Poland’s competition authority UOKiK has imposed a fine of PLN 80.8 million (€19.1 million) on Vectra and ordered it to compensate customers over what it describes as unlawful subscription increases for its TV and internet services.
UOKiK found that Vectra had for years unilaterally changed contract terms by inserting a modification clause into ongoing agreements and using it – alongside an “inflation clause” – to raise monthly fees, despite earlier interventions by the watchdog over similar practices. The operator was previously fined over PLN 22 million in 2022 for contract changes and illegal price rises and more than PLN 68 million in 2024 for inflation-linked clauses that were ruled abusive.
Once the decision is finalised, Vectra must stop using the contested provisions and return the value of the increases to customers, either via refunds or bill discounts for current subscribers, with former customers receiving cash payments.

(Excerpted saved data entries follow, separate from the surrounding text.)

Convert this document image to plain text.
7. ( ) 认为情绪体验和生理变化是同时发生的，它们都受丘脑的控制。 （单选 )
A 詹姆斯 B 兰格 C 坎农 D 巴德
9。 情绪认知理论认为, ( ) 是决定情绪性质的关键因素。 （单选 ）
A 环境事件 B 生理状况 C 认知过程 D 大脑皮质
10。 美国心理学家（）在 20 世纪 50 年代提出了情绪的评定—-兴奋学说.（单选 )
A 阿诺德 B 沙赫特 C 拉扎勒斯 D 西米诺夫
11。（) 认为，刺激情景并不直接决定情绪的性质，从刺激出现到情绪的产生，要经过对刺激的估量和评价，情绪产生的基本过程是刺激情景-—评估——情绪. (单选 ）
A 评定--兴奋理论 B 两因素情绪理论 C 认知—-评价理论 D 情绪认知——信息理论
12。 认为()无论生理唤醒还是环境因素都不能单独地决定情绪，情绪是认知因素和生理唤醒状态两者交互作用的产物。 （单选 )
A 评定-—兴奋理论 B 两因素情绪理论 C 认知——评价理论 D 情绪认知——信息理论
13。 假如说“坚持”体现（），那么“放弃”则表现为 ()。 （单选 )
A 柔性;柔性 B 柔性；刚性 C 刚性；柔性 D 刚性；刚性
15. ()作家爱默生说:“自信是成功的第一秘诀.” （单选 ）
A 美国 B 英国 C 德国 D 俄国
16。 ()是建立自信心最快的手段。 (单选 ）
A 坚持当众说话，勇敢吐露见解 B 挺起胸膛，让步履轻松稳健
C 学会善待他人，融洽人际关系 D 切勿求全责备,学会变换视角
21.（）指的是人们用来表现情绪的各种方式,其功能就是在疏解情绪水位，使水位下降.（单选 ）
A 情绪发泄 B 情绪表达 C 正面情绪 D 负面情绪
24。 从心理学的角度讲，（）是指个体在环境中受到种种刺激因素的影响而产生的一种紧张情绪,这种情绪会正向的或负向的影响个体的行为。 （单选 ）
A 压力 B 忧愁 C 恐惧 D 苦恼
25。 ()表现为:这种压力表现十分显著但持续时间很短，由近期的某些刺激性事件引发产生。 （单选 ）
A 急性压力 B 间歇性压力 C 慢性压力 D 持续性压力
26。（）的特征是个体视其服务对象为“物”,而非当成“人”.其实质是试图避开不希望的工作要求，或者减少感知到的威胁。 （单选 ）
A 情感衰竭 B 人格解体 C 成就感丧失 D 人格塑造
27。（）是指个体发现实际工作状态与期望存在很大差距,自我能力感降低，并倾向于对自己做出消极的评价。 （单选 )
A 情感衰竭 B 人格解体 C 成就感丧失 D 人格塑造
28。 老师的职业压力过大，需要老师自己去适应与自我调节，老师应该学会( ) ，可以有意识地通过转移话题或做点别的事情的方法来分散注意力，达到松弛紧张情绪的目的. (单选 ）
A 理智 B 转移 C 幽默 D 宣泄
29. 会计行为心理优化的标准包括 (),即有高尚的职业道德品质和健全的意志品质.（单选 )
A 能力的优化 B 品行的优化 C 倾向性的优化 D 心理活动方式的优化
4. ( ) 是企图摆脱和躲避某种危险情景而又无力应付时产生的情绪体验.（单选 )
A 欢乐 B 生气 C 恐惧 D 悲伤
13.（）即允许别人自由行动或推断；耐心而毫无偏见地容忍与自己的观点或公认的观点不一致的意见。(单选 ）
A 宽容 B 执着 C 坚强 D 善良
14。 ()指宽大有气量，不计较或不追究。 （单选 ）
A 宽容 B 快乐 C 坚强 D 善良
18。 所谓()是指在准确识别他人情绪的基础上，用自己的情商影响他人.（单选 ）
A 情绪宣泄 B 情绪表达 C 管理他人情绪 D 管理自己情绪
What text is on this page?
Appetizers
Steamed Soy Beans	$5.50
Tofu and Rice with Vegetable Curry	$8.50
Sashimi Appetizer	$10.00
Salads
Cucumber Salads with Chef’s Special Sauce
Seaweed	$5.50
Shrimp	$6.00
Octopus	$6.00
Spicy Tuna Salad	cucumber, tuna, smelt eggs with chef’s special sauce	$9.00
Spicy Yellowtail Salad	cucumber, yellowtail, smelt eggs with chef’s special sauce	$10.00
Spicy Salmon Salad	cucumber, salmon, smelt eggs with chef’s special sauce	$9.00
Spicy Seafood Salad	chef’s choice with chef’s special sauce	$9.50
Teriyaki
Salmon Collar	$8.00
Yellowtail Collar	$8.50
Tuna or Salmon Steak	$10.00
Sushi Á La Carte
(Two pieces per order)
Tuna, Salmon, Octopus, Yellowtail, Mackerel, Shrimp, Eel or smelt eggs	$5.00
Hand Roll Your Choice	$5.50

In a statement, Vectra said it “disagrees” with the ruling and insists its actions complied with both UOKiK’s earlier guidance and Poland’s new telecoms law. The company argues it is in a “regulatory stalemate”, required to include clauses allowing unilateral changes but then punished for using them, and claims it is effectively being fined twice for the same 2019–2020 contract changes. President Paweł Dlouchy also dismissed the regulator’s suggestion that Vectra terminate and individually renegotiate contracts with hundreds of thousands of customers as “practically unfeasible”, pointing to cumulative inflation of more than 50% since 2019 as a key driver for the price adjustments.